I am the story teller left with a great responsibility. Left with heart jerking stories to tell.

When I came home from overseas, I didn't expect to be treated as I was. Friends acted like I was a ticking time bomb, and constantly watched what they said, but didn't care to cover up that they were making the effort. My family treated me as if I was a stranger who just walked in. My wife divorced me because not all scars are "sexy". I didn't want to be treated like a hero, like I have said before... But I wasn't a criminal though for the longest time I thought I was.

I became quiet around everyone, or just disappeared, never to look some of my friends and family in the eyes again. Eye contact was something I never did any longer and when I went out I was alone. I no longer knew the world I once thought I had. It hurt to see teens bash the troops I had fought along side with. But I never said a single word. To hear people talk about how soldiers deserve to die because what they are fighting for killed me. Some of my buddies died in vain if those people believed that--I was made in to a monster if they believed that--and I couldn't explain a single thing to them.

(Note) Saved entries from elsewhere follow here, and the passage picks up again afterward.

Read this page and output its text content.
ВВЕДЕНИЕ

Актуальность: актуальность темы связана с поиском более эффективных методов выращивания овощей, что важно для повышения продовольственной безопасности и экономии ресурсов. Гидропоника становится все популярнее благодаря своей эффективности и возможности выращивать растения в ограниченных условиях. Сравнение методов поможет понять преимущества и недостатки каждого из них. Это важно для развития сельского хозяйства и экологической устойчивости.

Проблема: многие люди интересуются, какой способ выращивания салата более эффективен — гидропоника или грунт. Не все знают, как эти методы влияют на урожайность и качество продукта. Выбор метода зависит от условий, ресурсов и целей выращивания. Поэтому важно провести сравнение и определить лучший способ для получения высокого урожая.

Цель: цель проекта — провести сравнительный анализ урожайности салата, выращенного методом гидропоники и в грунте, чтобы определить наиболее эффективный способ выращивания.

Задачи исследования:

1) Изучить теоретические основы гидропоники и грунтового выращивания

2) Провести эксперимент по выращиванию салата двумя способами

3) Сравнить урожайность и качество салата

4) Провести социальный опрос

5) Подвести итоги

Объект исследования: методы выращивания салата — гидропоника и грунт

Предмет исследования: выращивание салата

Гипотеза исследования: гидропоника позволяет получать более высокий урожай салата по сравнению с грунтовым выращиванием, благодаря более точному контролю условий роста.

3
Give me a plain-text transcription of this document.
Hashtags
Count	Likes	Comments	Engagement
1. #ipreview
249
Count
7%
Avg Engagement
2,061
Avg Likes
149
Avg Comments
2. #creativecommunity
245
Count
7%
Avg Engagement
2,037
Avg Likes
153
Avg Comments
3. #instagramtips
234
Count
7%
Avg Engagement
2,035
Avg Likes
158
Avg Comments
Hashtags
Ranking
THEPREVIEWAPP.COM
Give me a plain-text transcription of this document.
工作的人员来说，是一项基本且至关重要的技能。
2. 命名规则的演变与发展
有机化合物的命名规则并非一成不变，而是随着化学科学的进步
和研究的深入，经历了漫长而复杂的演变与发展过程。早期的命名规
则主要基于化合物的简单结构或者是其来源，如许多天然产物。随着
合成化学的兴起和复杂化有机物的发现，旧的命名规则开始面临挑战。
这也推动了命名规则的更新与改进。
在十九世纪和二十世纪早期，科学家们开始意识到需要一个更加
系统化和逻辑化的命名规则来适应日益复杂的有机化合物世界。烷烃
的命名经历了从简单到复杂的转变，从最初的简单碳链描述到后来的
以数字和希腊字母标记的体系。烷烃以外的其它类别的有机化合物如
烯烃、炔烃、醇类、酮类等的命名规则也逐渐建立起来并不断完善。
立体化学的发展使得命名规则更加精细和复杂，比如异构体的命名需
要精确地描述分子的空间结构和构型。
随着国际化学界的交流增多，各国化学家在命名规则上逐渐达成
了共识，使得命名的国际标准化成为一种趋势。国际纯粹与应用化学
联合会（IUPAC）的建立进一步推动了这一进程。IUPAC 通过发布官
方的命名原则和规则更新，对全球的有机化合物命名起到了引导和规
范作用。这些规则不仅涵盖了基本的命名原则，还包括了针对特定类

The music I once loved became my worst enemy and the words I found so meaningful in the books I read by other soldiers only seemed like memory's shadow disguised as ink on a flimsy page. Pages that could be ripped, burned, or become frail with age. The pages that told the story of so many soldiers like myself. They sit there on shelves in stores, libaries, and homes, and still people believe these hateful things about us. We are still heartless monsters that kill endlessly because we love to do it. We are still mindless zombies that come back from war, too fucked up to care about the people around us... But we're heartless killers.

This pain that is shared between fellow troops of every U.S branch is something we live with. It's something we have lived with since that first bullet entered the body of our enemy and the smell of blood and gun powder invaded our noses. Since the first day there was so much blood on you, you didn't know if it was yours, your buddy's, or the enemy's. You felt it on the day you dodged a thousand rounds coming from unseen places, feeling the air from the bullet wizzing past you and when you open your eyes the nextday it's simply by luck.

No, we soldiers aren't heartless killers. We aren't heroes. We will never be the same because we went to war thinking we were fighting for you. Thinking it was worth losing our younger brothers, families, and friends. But it wasn't and we don't have a reason to not regret it, because of what we see, hear, and what we're told when we come home to the sheep that we protected from the wolves.